Just when you thought tape was dead, the National Center for Supercomputing Applications is getting ready to build a new storage infrastructure that will include 380 petabytes (PB) of magnetic tape capacity which will be backed up by 25 petabytes of online disk storage made up from 17,000 SATA drives.
The new storage infrastructure is said to be built to support one of the world's most powerful supercomputers, Blue Waters. Blue Waters was commissioned by the National Science Foundation (NSF), and is expected to have a peak performance of 11.5 petaflops. The NCSA says that they're building the system to:
Predict the behavior of complex biological systems, understand how the cosmos evolved after the Big Bang, design new materials at the atomic level, predict the behavior of hurricanes and tornadoes, and simulate complex engineered systems like the power distribution system and airplanes and automobiles.
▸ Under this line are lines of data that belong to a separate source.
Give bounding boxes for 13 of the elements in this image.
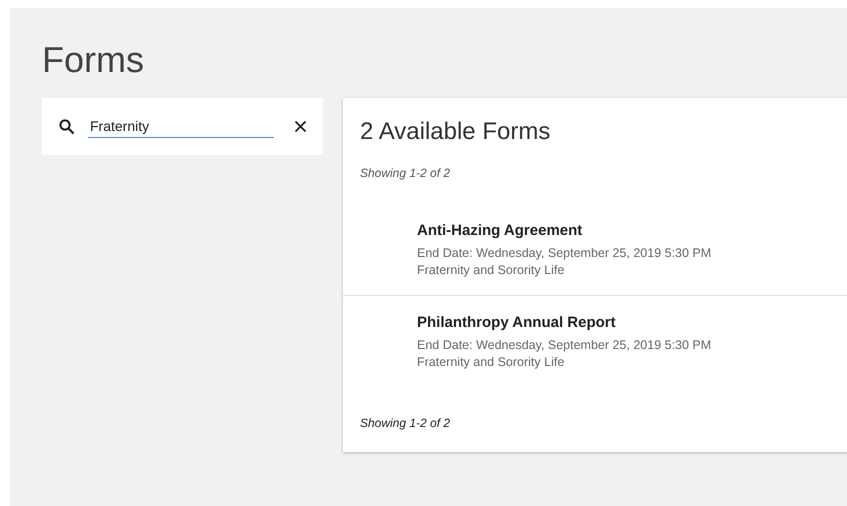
form-title-link[interactable]: Anti-Hazing Agreement [417,222,582,239]
form-end-date: End Date: Wednesday, September 25, 2019 5:30 PM [417,245,712,262]
results-count: Showing 1-2 of 2 [359,416,452,430]
page-title: Forms [42,38,145,82]
form-title-link[interactable]: Philanthropy Annual Report [417,314,616,331]
form-organization: Fraternity and Sorority Life [417,354,564,371]
form-end-date: End Date: Wednesday, September 25, 2019 5:30 PM [417,337,712,354]
clear-button[interactable] [292,118,309,135]
form-organization: Fraternity and Sorority Life [417,262,564,279]
results-count: Showing 1-2 of 2 [359,166,452,180]
search-bar[interactable]: Fraternity [42,98,323,155]
search-icon [59,119,74,134]
results-heading: 2 Available Forms [359,117,552,147]
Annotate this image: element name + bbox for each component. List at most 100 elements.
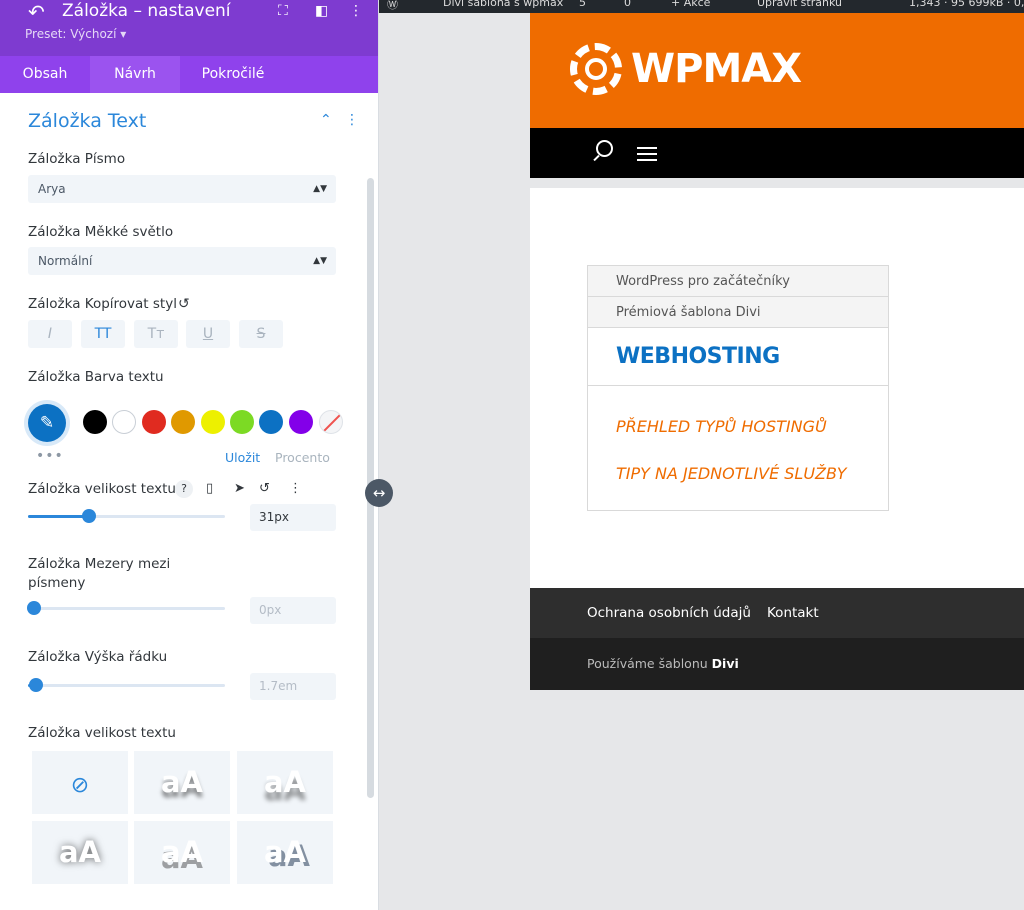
admin-edit-page[interactable]: Upravit stránku (757, 0, 842, 9)
tab-wordpress[interactable]: WordPress pro začátečníky (588, 266, 888, 297)
smallcaps-button[interactable]: Tт (134, 320, 178, 348)
tab-divi[interactable]: Prémiová šablona Divi (588, 297, 888, 328)
site-preview: WPMAX WordPress pro začátečníky Prémiová… (530, 13, 1024, 690)
weight-select-value: Normální (38, 254, 93, 268)
logo-check-icon (585, 58, 607, 80)
color-swatch[interactable] (171, 410, 196, 434)
hosting-types-link[interactable]: PŘEHLED TYPŮ HOSTINGŮ (616, 417, 827, 436)
reset-icon[interactable]: ↺ (259, 481, 270, 496)
tab-design[interactable]: Návrh (90, 56, 180, 93)
tab-webhosting[interactable]: WEBHOSTING (588, 328, 888, 386)
italic-button[interactable]: I (28, 320, 72, 348)
admin-new[interactable]: + Akce (671, 0, 710, 9)
more-icon[interactable]: ⋮ (289, 481, 302, 496)
admin-stats: 1,343 · 95 699kB · 0,0 (909, 0, 1024, 9)
spacing-label: Záložka Mezery mezi písmeny (28, 556, 171, 591)
site-logo[interactable]: WPMAX (631, 46, 802, 92)
more-colors-icon[interactable]: ••• (36, 448, 64, 464)
chevron-up-icon[interactable]: ⌃ (320, 112, 332, 128)
weight-label: Záložka Měkké světlo (28, 224, 174, 240)
admin-updates[interactable]: 5 (579, 0, 586, 9)
contact-link[interactable]: Kontakt (767, 605, 819, 621)
font-label: Záložka Písmo (28, 151, 126, 167)
nav-divider (530, 178, 1024, 188)
more-options-icon[interactable]: ⋮ (349, 3, 363, 19)
no-shadow-icon: ⊘ (70, 773, 90, 798)
divi-link[interactable]: Divi (712, 656, 739, 671)
panel-title: Záložka – nastavení (62, 1, 231, 21)
font-select-value: Arya (38, 182, 66, 196)
size-input[interactable]: 31px (250, 504, 336, 531)
tab-advanced[interactable]: Pokročilé (180, 56, 286, 93)
uppercase-button[interactable]: TT (81, 320, 125, 348)
lineheight-slider[interactable] (28, 678, 225, 692)
settings-panel: ↶ Záložka – nastavení Preset: Výchozí ▾ … (0, 0, 379, 910)
slider-handle[interactable] (26, 601, 41, 615)
services-tips-link[interactable]: TIPY NA JEDNOTLIVÉ SLUŽBY (616, 464, 846, 483)
underline-button[interactable]: U (186, 320, 230, 348)
style-label: Záložka Kopírovat styl (28, 296, 177, 312)
spacing-slider[interactable] (26, 601, 225, 615)
font-select[interactable]: Arya ▲▼ (28, 175, 336, 203)
credit-prefix: Používáme šablonu (587, 656, 708, 671)
site-header: WPMAX (530, 13, 1024, 128)
select-arrows-icon: ▲▼ (313, 256, 327, 266)
undo-icon[interactable]: ↶ (28, 2, 45, 22)
preset-dropdown[interactable]: Preset: Výchozí ▾ (25, 27, 126, 41)
shadow-option[interactable]: aA (134, 751, 230, 814)
shadow-option[interactable]: aA (134, 821, 230, 884)
privacy-link[interactable]: Ochrana osobních údajů (587, 605, 751, 621)
shadow-option[interactable]: aA (32, 821, 128, 884)
slider-handle[interactable] (28, 678, 43, 692)
tabs-module: WordPress pro začátečníky Prémiová šablo… (587, 265, 889, 511)
section-more-icon[interactable]: ⋮ (345, 112, 359, 128)
color-swatch[interactable] (83, 410, 107, 434)
size-label: Záložka velikost textu (28, 481, 176, 497)
help-icon[interactable]: ? (175, 480, 193, 498)
shadow-option[interactable]: aA (237, 821, 333, 884)
eyedropper-icon[interactable]: ✎ (28, 404, 66, 442)
admin-comments[interactable]: 0 (624, 0, 631, 9)
color-swatch[interactable] (288, 410, 313, 434)
no-color-swatch[interactable] (319, 410, 343, 434)
section-title[interactable]: Záložka Text (28, 110, 146, 132)
mobile-icon[interactable]: ▯ (206, 481, 213, 496)
spacing-input[interactable]: 0px (250, 597, 336, 624)
site-nav (530, 128, 1024, 178)
slider-handle[interactable] (82, 509, 97, 523)
wordpress-icon[interactable]: Ⓦ (387, 0, 398, 12)
shadow-option[interactable]: aA (237, 751, 333, 814)
color-label: Záložka Barva textu (28, 369, 164, 385)
hamburger-menu-icon[interactable] (637, 147, 657, 161)
panel-tabs: Obsah Návrh Pokročilé (0, 56, 378, 93)
search-icon[interactable] (596, 140, 613, 157)
color-swatch[interactable] (230, 410, 254, 434)
lineheight-input[interactable]: 1.7em (250, 673, 336, 700)
select-arrows-icon: ▲▼ (313, 184, 327, 194)
shadow-none-option[interactable]: ⊘ (32, 751, 128, 814)
footer-credits: Používáme šablonu Divi (530, 638, 1024, 690)
tab-content[interactable]: Obsah (0, 56, 90, 93)
color-swatch[interactable] (259, 410, 284, 434)
color-swatch[interactable] (200, 410, 225, 434)
reset-icon[interactable]: ↺ (178, 296, 190, 312)
lineheight-label: Záložka Výška řádku (28, 649, 168, 665)
cursor-icon[interactable]: ➤ (234, 481, 245, 496)
size-slider[interactable] (28, 509, 225, 523)
percent-link[interactable]: Procento (275, 450, 330, 465)
shadow-label: Záložka velikost textu (28, 725, 176, 741)
resize-handle-icon[interactable]: ↔ (365, 479, 393, 507)
panel-header: ↶ Záložka – nastavení Preset: Výchozí ▾ … (0, 0, 378, 56)
credit-text: Používáme šablonu Divi (587, 656, 739, 671)
weight-select[interactable]: Normální ▲▼ (28, 247, 336, 275)
admin-bar: Ⓦ Divi šablona s wpmax 5 0 + Akce Upravi… (379, 0, 1024, 13)
color-swatch[interactable] (112, 410, 137, 434)
strikethrough-button[interactable]: S (239, 320, 283, 348)
slider-fill (28, 515, 90, 518)
split-view-icon[interactable]: ◧ (315, 3, 328, 19)
fullscreen-icon[interactable]: ⛶ (278, 3, 288, 19)
color-swatch[interactable] (141, 410, 166, 434)
admin-site-name[interactable]: Divi šablona s wpmax (443, 0, 563, 9)
footer-menu: Ochrana osobních údajů Kontakt (530, 588, 1024, 638)
save-color-link[interactable]: Uložit (225, 450, 260, 465)
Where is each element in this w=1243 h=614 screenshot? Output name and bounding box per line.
The 25PB of disk space will be online storage for data that needs to be accessed rapidly, with the tape library categorized as nearline, which is a compromise between online storage, and backup systems. The system will be built with 380,000 AMD Opteron 6200 Series x86 processors, and will sport 40Gbps Ethernet technology, with aggregate throughput of up to a terabyte per second.
How quick can the system write to the tape library? Well, it will be capabel of read/write speeds of up to 2.2 petabytes per hour. Doesn't sound like a lot because it's measured in hours, and not seconds, but 2.2 petabytes per hour is an insane amount of data.